La editorial madrileña Periférica, fundada en 2006, tiene un catálogo ecléctico, por no decir un poco cambalachesco. En teoría, según el sitio web de la casa, conviven en él tres registros: “Aquellos autores que entre la Ilustración y el fin del siglo XIX conformaron una idea de Europa y del mundo que merece la pena conocer y pensar”, “títulos que surgieron durante el siglo XX al margen de ‘lo establecido’ o de los gustos dominantes” y, finalmente, “las propuestas más audaces y sugerentes de la última narrativa internacional”. Al parecer, se considera que Fogwill (dos libros) forma parte de los últimos junto con el venezolano Israel Centeno (tres libros), a quien se califica (a Centeno, no a Fogwill) como a “uno de los autores más seguidos y respetados de Latinoamérica”. Como sucede en otros casos, los libros están agrupados en colecciones cuyas características distintivas se me escapan pero que se denominan –sin mucho ingenio– Largo Recorrido, Biblioteca Portátil y Pequeños Tratados. En esta última, figura La cena de los notables, un libro de Constantino Bértolo del que uno de sus seguidores porteños me regaló un juego de fotocopias que después perdí. Pero la Biblioteca Portátil, con su tono ocre y una pequeña ilustración en la cubierta, es sin dudas la colección de aspecto más distinguido, aquella con la que uno quiere ser sorprendido leyendo en el café. En la Biblioteca Portátil, Fogwill y Centeno conviven con Juvenilia de Miguel Cané, con Torquemada en la hoguera, de Pérez Galdós y, muy especialmente, con un trío de antiguallas francesas de fines del siglo XVIII, integrado por Benjamin Constant, Antoine de Rivarol y Joseph Joubert.
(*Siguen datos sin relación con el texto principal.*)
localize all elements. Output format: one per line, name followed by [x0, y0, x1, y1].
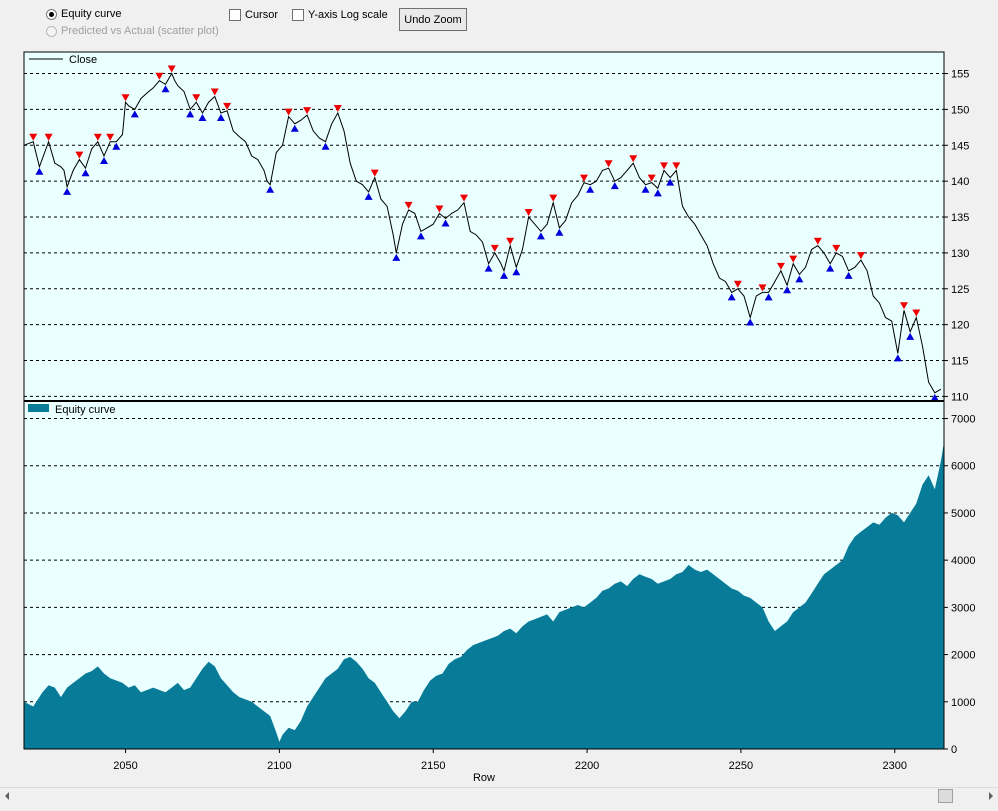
price-panel-background: [24, 52, 944, 400]
equity-y-tick-label: 3000: [951, 602, 975, 614]
price-y-tick-label: 120: [951, 320, 969, 332]
price-y-tick-label: 115: [951, 356, 969, 368]
x-axis-label: Row: [473, 772, 495, 784]
x-tick-label: 2150: [421, 760, 445, 772]
equity-y-tick-label: 0: [951, 744, 957, 756]
price-y-tick-label: 135: [951, 212, 969, 224]
price-y-tick-label: 125: [951, 284, 969, 296]
price-y-tick-label: 110: [951, 391, 969, 403]
x-tick-label: 2100: [267, 760, 291, 772]
equity-legend-swatch: [28, 404, 49, 412]
scroll-thumb[interactable]: [938, 789, 953, 803]
price-y-tick-label: 130: [951, 248, 969, 260]
horizontal-scrollbar[interactable]: [0, 787, 998, 805]
equity-y-tick-label: 6000: [951, 461, 975, 473]
close-legend-label: Close: [69, 54, 97, 66]
x-tick-label: 2250: [729, 760, 753, 772]
x-tick-label: 2300: [883, 760, 907, 772]
equity-y-tick-label: 2000: [951, 650, 975, 662]
price-y-tick-label: 140: [951, 176, 969, 188]
price-y-tick-label: 145: [951, 140, 969, 152]
scroll-left-icon[interactable]: [5, 792, 9, 800]
equity-y-tick-label: 1000: [951, 697, 975, 709]
scroll-right-icon[interactable]: [989, 792, 993, 800]
price-y-tick-label: 155: [951, 69, 969, 81]
x-tick-label: 2200: [575, 760, 599, 772]
equity-y-tick-label: 5000: [951, 508, 975, 520]
equity-legend-label: Equity curve: [55, 404, 116, 416]
equity-y-tick-label: 7000: [951, 414, 975, 426]
chart-canvas[interactable]: 110 115 120 125 130 135 140 145 150 155 0 1000 2000 3…: [0, 0, 998, 790]
x-tick-label: 2050: [113, 760, 137, 772]
price-y-tick-label: 150: [951, 104, 969, 116]
equity-y-tick-label: 4000: [951, 555, 975, 567]
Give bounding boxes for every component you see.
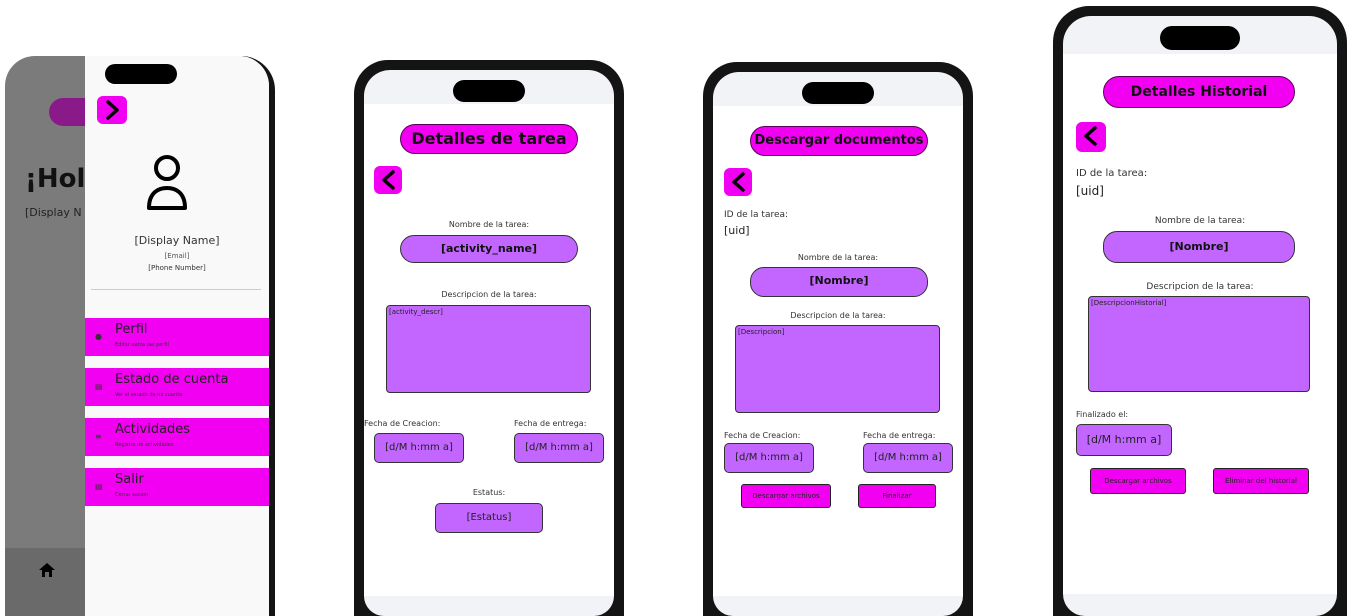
task-details-screen: Detalles de tarea Nombre de la tarea: [a…: [364, 70, 614, 616]
history-screen: Detalles Historial ID de la tarea: [uid]…: [1063, 16, 1337, 616]
name-field[interactable]: [activity_name]: [400, 235, 578, 263]
greeting-text: ¡Hol: [25, 164, 86, 194]
desc-label: Descripcion de la tarea:: [441, 290, 537, 299]
due-date-field[interactable]: [d/M h:mm a]: [863, 443, 953, 473]
back-button[interactable]: [374, 166, 402, 194]
account-icon: ▤: [95, 382, 103, 391]
chevron-left-icon: [732, 172, 745, 192]
notch: [453, 80, 525, 102]
person-icon: ●: [95, 332, 102, 341]
chevron-right-icon: [106, 100, 119, 120]
menu-item-salir[interactable]: ▤ Salir Cerrar sesion: [85, 468, 269, 506]
id-label: ID de la tarea:: [724, 210, 789, 220]
drawer-display-name: [Display Name]: [134, 234, 220, 247]
drawer-divider: [91, 289, 261, 290]
drawer-email: [Email]: [164, 252, 190, 260]
name-field[interactable]: [Nombre]: [1103, 231, 1295, 263]
description-field[interactable]: [Descripcion]: [735, 325, 940, 413]
scrim-background[interactable]: ¡Hol [Display N: [5, 56, 99, 616]
drawer-screen: ¡Hol [Display N [Display Name] [Email] […: [5, 56, 269, 616]
name-label: Nombre de la tarea:: [1154, 216, 1246, 226]
activities-icon: ≡: [95, 432, 102, 441]
menu-item-subtitle: Editar datos del perfil: [115, 342, 169, 348]
navigation-drawer: [Display Name] [Email] [Phone Number] ● …: [85, 56, 269, 616]
menu-item-perfil[interactable]: ● Perfil Editar datos del perfil: [85, 318, 269, 356]
menu-item-estado-de-cuenta[interactable]: ▤ Estado de cuenta Ver el estado de mi c…: [85, 368, 269, 406]
display-name-partial: [Display N: [25, 206, 82, 219]
status-field[interactable]: [Estatus]: [435, 503, 543, 533]
menu-item-title: Perfil: [115, 322, 148, 337]
phone-drawer: ¡Hol [Display N [Display Name] [Email] […: [5, 56, 275, 616]
drawer-phone: [Phone Number]: [148, 264, 206, 272]
created-date-field[interactable]: [d/M h:mm a]: [374, 433, 464, 463]
download-screen: Descargar documentos ID de la tarea: [ui…: [713, 72, 963, 616]
id-value: [uid]: [1076, 184, 1104, 198]
logout-icon: ▤: [95, 482, 103, 491]
user-icon: [145, 154, 189, 216]
download-files-button[interactable]: Descargar archivos: [1090, 468, 1186, 494]
finished-label: Finalizado el:: [1076, 410, 1129, 419]
menu-item-subtitle: Registro de actividades: [115, 442, 174, 448]
due-date-field[interactable]: [d/M h:mm a]: [514, 433, 604, 463]
menu-item-subtitle: Cerrar sesion: [115, 492, 149, 498]
bottom-nav: [5, 548, 85, 616]
status-label: Estatus:: [472, 488, 506, 497]
id-value: [uid]: [724, 224, 750, 237]
home-icon[interactable]: [39, 562, 55, 581]
task-details-content: Detalles de tarea Nombre de la tarea: [a…: [364, 104, 614, 596]
back-button[interactable]: [724, 168, 752, 196]
page-title: Descargar documentos: [750, 126, 928, 156]
id-label: ID de la tarea:: [1076, 168, 1148, 179]
page-title: Detalles Historial: [1103, 76, 1295, 108]
created-label: Fecha de Creacion:: [724, 431, 801, 440]
back-button[interactable]: [1076, 122, 1106, 152]
description-field[interactable]: [activity_descr]: [386, 305, 591, 393]
menu-item-title: Estado de cuenta: [115, 372, 229, 387]
due-label: Fecha de entrega:: [863, 431, 936, 440]
created-date-field[interactable]: [d/M h:mm a]: [724, 443, 814, 473]
finish-button[interactable]: Finalizar: [858, 484, 936, 508]
history-content: Detalles Historial ID de la tarea: [uid]…: [1063, 54, 1337, 594]
chevron-left-icon: [1084, 126, 1097, 146]
name-label: Nombre de la tarea:: [448, 220, 530, 229]
notch: [802, 82, 874, 104]
notch: [105, 64, 177, 84]
due-label: Fecha de entrega:: [514, 419, 587, 428]
menu-item-subtitle: Ver el estado de mi cuenta: [115, 392, 183, 398]
notch: [1160, 26, 1240, 50]
finished-date-field[interactable]: [d/M h:mm a]: [1076, 424, 1172, 456]
page-title: Detalles de tarea: [400, 124, 578, 154]
phone-download-documents: Descargar documentos ID de la tarea: [ui…: [703, 62, 973, 616]
desc-label: Descripcion de la tarea:: [790, 311, 886, 320]
download-content: Descargar documentos ID de la tarea: [ui…: [713, 106, 963, 596]
name-label: Nombre de la tarea:: [797, 253, 879, 262]
created-label: Fecha de Creacion:: [364, 419, 441, 428]
menu-item-title: Actividades: [115, 422, 191, 437]
description-field[interactable]: [DescripcionHistorial]: [1088, 296, 1310, 392]
menu-item-actividades[interactable]: ≡ Actividades Registro de actividades: [85, 418, 269, 456]
desc-label: Descripcion de la tarea:: [1146, 282, 1254, 292]
name-field[interactable]: [Nombre]: [750, 267, 928, 297]
drawer-toggle-button[interactable]: [97, 96, 127, 124]
download-files-button[interactable]: Descargar archivos: [741, 484, 831, 508]
phone-task-details: Detalles de tarea Nombre de la tarea: [a…: [354, 60, 624, 616]
delete-history-button[interactable]: Eliminar del historial: [1213, 468, 1309, 494]
menu-item-title: Salir: [115, 472, 144, 487]
chevron-left-icon: [382, 170, 395, 190]
phone-history-details: Detalles Historial ID de la tarea: [uid]…: [1053, 6, 1347, 616]
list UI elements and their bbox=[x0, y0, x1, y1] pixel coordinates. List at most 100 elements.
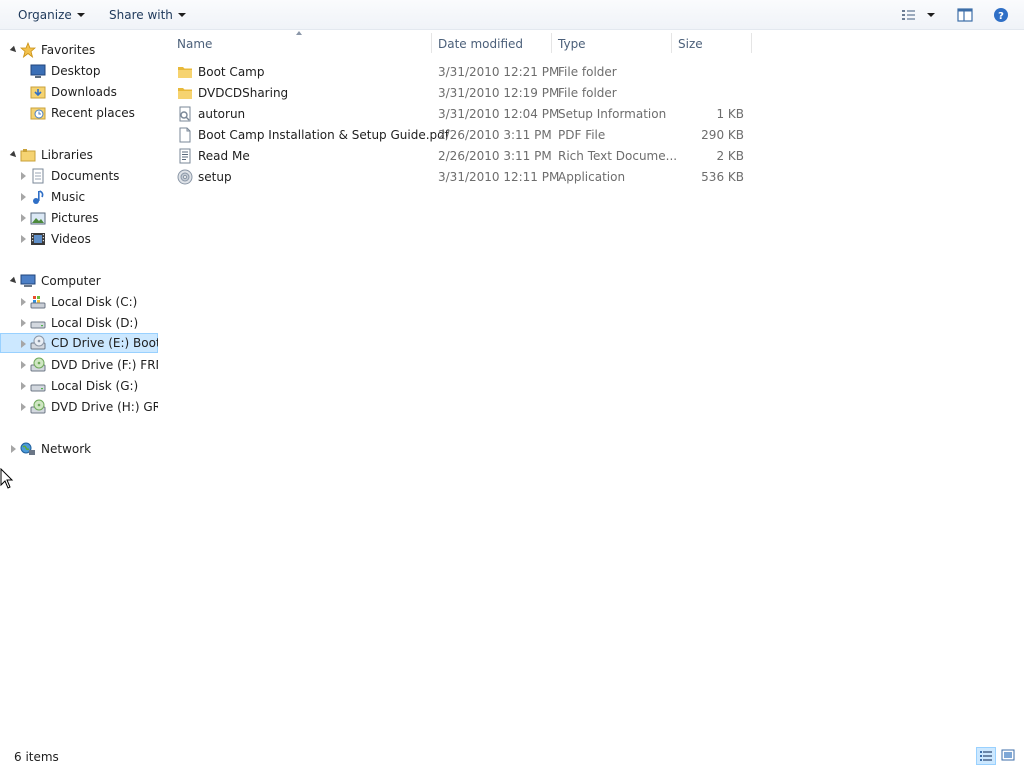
expand-icon[interactable] bbox=[21, 319, 26, 327]
libraries-icon bbox=[20, 147, 36, 163]
nav-item-label: DVD Drive (F:) FRMB bbox=[51, 358, 158, 372]
expand-icon[interactable] bbox=[21, 235, 26, 243]
preview-pane-icon[interactable] bbox=[956, 6, 974, 24]
nav-item-downloads[interactable]: Downloads bbox=[0, 82, 158, 102]
collapse-icon[interactable] bbox=[9, 276, 19, 286]
column-header-size[interactable]: Size bbox=[678, 37, 703, 51]
file-row-read-me[interactable]: Read Me 2/26/2010 3:11 PM Rich Text Docu… bbox=[173, 146, 753, 167]
music-icon bbox=[30, 189, 46, 205]
sort-ascending-icon bbox=[296, 31, 302, 35]
collapse-icon[interactable] bbox=[9, 150, 19, 160]
application-icon bbox=[177, 169, 193, 185]
file-name: Read Me bbox=[198, 149, 250, 163]
file-date: 3/31/2010 12:21 PM bbox=[438, 65, 560, 79]
nav-item-dvd-drive-f[interactable]: DVD Drive (F:) FRMB bbox=[0, 355, 158, 375]
dvd-drive-icon bbox=[30, 399, 46, 415]
file-row-autorun[interactable]: autorun 3/31/2010 12:04 PM Setup Informa… bbox=[173, 104, 753, 125]
command-bar: Organize Share with ? bbox=[0, 0, 1024, 30]
chevron-down-icon bbox=[76, 13, 85, 17]
nav-item-dvd-drive-h[interactable]: DVD Drive (H:) GRM bbox=[0, 397, 158, 417]
nav-item-label: Local Disk (D:) bbox=[51, 316, 139, 330]
large-icons-view-icon[interactable] bbox=[999, 747, 1019, 765]
documents-icon bbox=[30, 168, 46, 184]
file-type: Setup Information bbox=[558, 107, 667, 121]
desktop-icon bbox=[30, 63, 46, 79]
cd-drive-icon bbox=[30, 335, 46, 351]
column-header-date-modified[interactable]: Date modified bbox=[438, 37, 523, 51]
nav-computer[interactable]: Computer bbox=[0, 271, 158, 291]
share-with-button[interactable]: Share with bbox=[109, 7, 186, 23]
item-count: 6 items bbox=[14, 750, 59, 764]
nav-item-label: Downloads bbox=[51, 85, 117, 99]
nav-item-local-disk-d[interactable]: Local Disk (D:) bbox=[0, 313, 158, 333]
file-name: DVDCDSharing bbox=[198, 86, 289, 100]
file-type: PDF File bbox=[558, 128, 606, 142]
collapse-icon[interactable] bbox=[9, 45, 19, 55]
status-bar: 6 items bbox=[0, 745, 1024, 768]
nav-favorites[interactable]: Favorites bbox=[0, 40, 158, 60]
organize-button[interactable]: Organize bbox=[18, 7, 85, 23]
chevron-down-icon[interactable] bbox=[927, 13, 935, 17]
file-row-setup[interactable]: setup 3/31/2010 12:11 PM Application 536… bbox=[173, 167, 753, 188]
nav-libraries[interactable]: Libraries bbox=[0, 145, 158, 165]
nav-item-recent-places[interactable]: Recent places bbox=[0, 103, 158, 123]
organize-label: Organize bbox=[18, 8, 72, 22]
nav-item-cd-drive-e[interactable]: CD Drive (E:) Boot Camp bbox=[0, 333, 158, 353]
column-header-type[interactable]: Type bbox=[558, 37, 586, 51]
nav-item-videos[interactable]: Videos bbox=[0, 229, 158, 249]
nav-favorites-label: Favorites bbox=[41, 43, 96, 57]
nav-item-desktop[interactable]: Desktop bbox=[0, 61, 158, 81]
column-header-name[interactable]: Name bbox=[177, 37, 212, 51]
column-divider[interactable] bbox=[431, 33, 432, 53]
navigation-pane: Favorites Desktop Downloads Recent place… bbox=[0, 31, 158, 737]
expand-icon[interactable] bbox=[11, 445, 16, 453]
view-options-icon[interactable] bbox=[900, 6, 918, 24]
expand-icon[interactable] bbox=[21, 298, 26, 306]
setup-info-icon bbox=[177, 106, 193, 122]
downloads-icon bbox=[30, 84, 46, 100]
svg-text:?: ? bbox=[998, 11, 1004, 22]
expand-icon[interactable] bbox=[21, 382, 26, 390]
file-date: 2/26/2010 3:11 PM bbox=[438, 128, 552, 142]
file-name: setup bbox=[198, 170, 232, 184]
file-row-boot-camp[interactable]: Boot Camp 3/31/2010 12:21 PM File folder bbox=[173, 62, 753, 83]
nav-item-documents[interactable]: Documents bbox=[0, 166, 158, 186]
nav-network[interactable]: Network bbox=[0, 439, 158, 459]
nav-item-label: Local Disk (G:) bbox=[51, 379, 139, 393]
nav-item-music[interactable]: Music bbox=[0, 187, 158, 207]
expand-icon[interactable] bbox=[21, 172, 26, 180]
file-type: File folder bbox=[558, 86, 617, 100]
nav-item-pictures[interactable]: Pictures bbox=[0, 208, 158, 228]
nav-computer-label: Computer bbox=[41, 274, 101, 288]
expand-icon[interactable] bbox=[21, 193, 26, 201]
file-row-dvdcdsharing[interactable]: DVDCDSharing 3/31/2010 12:19 PM File fol… bbox=[173, 83, 753, 104]
nav-item-label: Documents bbox=[51, 169, 120, 183]
star-icon bbox=[19, 41, 37, 59]
expand-icon[interactable] bbox=[21, 214, 26, 222]
details-view-icon[interactable] bbox=[976, 747, 996, 765]
file-date: 3/31/2010 12:19 PM bbox=[438, 86, 560, 100]
videos-icon bbox=[30, 231, 46, 247]
folder-icon bbox=[177, 64, 193, 80]
column-divider[interactable] bbox=[551, 33, 552, 53]
file-row-pdf-guide[interactable]: Boot Camp Installation & Setup Guide.pdf… bbox=[173, 125, 753, 146]
nav-network-label: Network bbox=[41, 442, 92, 456]
nav-item-label: Pictures bbox=[51, 211, 99, 225]
expand-icon[interactable] bbox=[21, 403, 26, 411]
file-name: Boot Camp Installation & Setup Guide.pdf bbox=[198, 128, 449, 142]
file-date: 2/26/2010 3:11 PM bbox=[438, 149, 552, 163]
file-date: 3/31/2010 12:11 PM bbox=[438, 170, 560, 184]
file-size: 536 KB bbox=[701, 170, 744, 184]
expand-icon[interactable] bbox=[21, 361, 26, 369]
system-drive-icon bbox=[30, 294, 46, 310]
nav-item-label: Local Disk (C:) bbox=[51, 295, 138, 309]
mouse-cursor-icon bbox=[0, 467, 14, 490]
column-divider[interactable] bbox=[671, 33, 672, 53]
nav-item-local-disk-c[interactable]: Local Disk (C:) bbox=[0, 292, 158, 312]
file-size: 2 KB bbox=[716, 149, 744, 163]
nav-item-label: DVD Drive (H:) GRM bbox=[51, 400, 158, 414]
help-icon[interactable]: ? bbox=[992, 6, 1010, 24]
expand-icon[interactable] bbox=[21, 340, 26, 348]
column-divider[interactable] bbox=[751, 33, 752, 53]
nav-item-local-disk-g[interactable]: Local Disk (G:) bbox=[0, 376, 158, 396]
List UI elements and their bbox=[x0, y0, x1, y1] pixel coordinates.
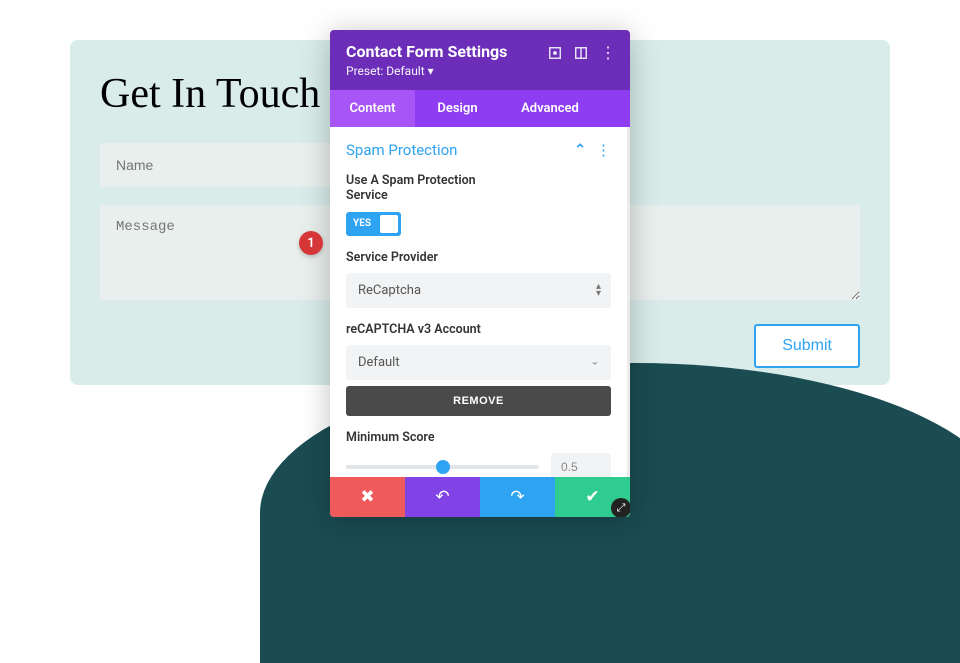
step-badge: 1 bbox=[299, 231, 323, 255]
redo-button[interactable]: ↷ bbox=[480, 477, 555, 517]
modal-header: Contact Form Settings Preset: Default ▾ … bbox=[330, 30, 630, 90]
slider-thumb[interactable] bbox=[436, 460, 450, 474]
tab-design[interactable]: Design bbox=[415, 90, 500, 127]
expand-icon[interactable] bbox=[548, 46, 562, 60]
score-slider[interactable] bbox=[346, 465, 539, 469]
section-title: Spam Protection bbox=[346, 141, 457, 159]
account-select[interactable]: Default bbox=[346, 345, 611, 380]
settings-modal: Contact Form Settings Preset: Default ▾ … bbox=[330, 30, 630, 517]
columns-icon[interactable] bbox=[574, 46, 588, 60]
tab-advanced[interactable]: Advanced bbox=[500, 90, 600, 127]
toggle-knob bbox=[380, 215, 398, 233]
close-button[interactable]: ✖ bbox=[330, 477, 405, 517]
modal-footer: ✖ ↶ ↷ ✔ bbox=[330, 477, 630, 517]
modal-title: Contact Form Settings bbox=[346, 42, 548, 61]
resize-handle[interactable]: ⤢ bbox=[611, 498, 630, 517]
account-label: reCAPTCHA v3 Account bbox=[346, 322, 611, 337]
preset-dropdown[interactable]: Preset: Default ▾ bbox=[346, 64, 548, 78]
spam-toggle[interactable]: YES bbox=[346, 212, 401, 236]
toggle-yes-label: YES bbox=[348, 218, 371, 229]
collapse-icon[interactable]: ⌃ bbox=[574, 142, 586, 158]
provider-select[interactable]: ReCaptcha bbox=[346, 273, 611, 308]
section-header: Spam Protection ⌃ ⋮ bbox=[346, 141, 611, 159]
score-label: Minimum Score bbox=[346, 430, 611, 445]
provider-label: Service Provider bbox=[346, 250, 611, 265]
submit-button[interactable]: Submit bbox=[754, 324, 860, 368]
modal-body: Spam Protection ⌃ ⋮ Use A Spam Protectio… bbox=[330, 127, 630, 477]
remove-button[interactable]: REMOVE bbox=[346, 386, 611, 416]
spam-toggle-label: Use A Spam Protection Service bbox=[346, 173, 506, 203]
more-icon[interactable]: ⋮ bbox=[600, 46, 614, 60]
header-icons: ⋮ bbox=[548, 42, 614, 60]
slider-track bbox=[346, 465, 443, 469]
score-input[interactable] bbox=[551, 453, 611, 478]
tab-content[interactable]: Content bbox=[330, 90, 415, 127]
undo-button[interactable]: ↶ bbox=[405, 477, 480, 517]
section-more-icon[interactable]: ⋮ bbox=[596, 143, 611, 158]
tabs: Content Design Advanced bbox=[330, 90, 630, 127]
Joubert (1754-1824), de acuerdo con la presentación que se hace de él en Sobre literatura y arte, tiene algo misterioso, un poco como aquel general Buendía, el personaje de Juvenilia del que parecía imposible determinar si era gordo o flaco. (Busco el pasaje en la web y me encuentro con que Cané habla sobre Buendía con Roque Sáenz Peña, su condiscípulo del Nacional de Buenos Aires, tradición del diálogo entre próceres que con los años continuaría con las conversaciones entre Ibarra y Telerman). Volviendo a Joubert, en alguna parte se dice que era un gran perezoso de la literatura, un escritor sin obra que “prefería pasear diez millas antes que escribir diez líneas”. Pero algo más adelante nos enteramos de que el hombre dejó nueve mil páginas manuscritas y que era un referente (como se dice de algunos jugadores de fútbol) de los literatos más finos de su época (y no solamente de la época, ya que hasta Godard le roba). Uno de ellos, el vizconde de Chateaubriand, fue el responsable de publicar en 1838 una selección de sus cuadernos después de la muerte del escritor. Al final, resulta que no había ningún misterio: Joubert escribía pero no publicaba. Lo que Periférica nos entrega es una pequeña colección de sus aforismos sobre arte y literatura, que son en verdad extraordinarios.
Uno no puede menos que rendirse frente a un autor capaz de decir que Voltaire tiene el alma de un mono y el ingenio de un ángel, que no hay un escritor como Rousseau para volver soberbio al pobre o que cada vez que leemos a Montesquieu estamos tentados de construir un imperio (Woody Allen llevó este último aforismo a la formulación “cada vez que escucho a Wagner tengo ganas de invadir Polonia”). Pero Joubert no sólo puede despachar a la Santa Trinidad Ilustrada con gran ingenio, también es capaz de prevenirnos sobre el ingenio mismo, que “se evapora en nuestras obras al pasar a través de los siglos”, como seguramente ocurrirá con esta columna. Sin embargo, el suyo permanece, tal vez por su perspicacia o acaso por sus rasgos de modernidad, como la idea de que la crítica es una actividad inevitablemente ligada a la moda, que no sabe distinguir ni apreciar más que lo que está en el ambiente: “No el oro en barras sino las monedas que circulan”.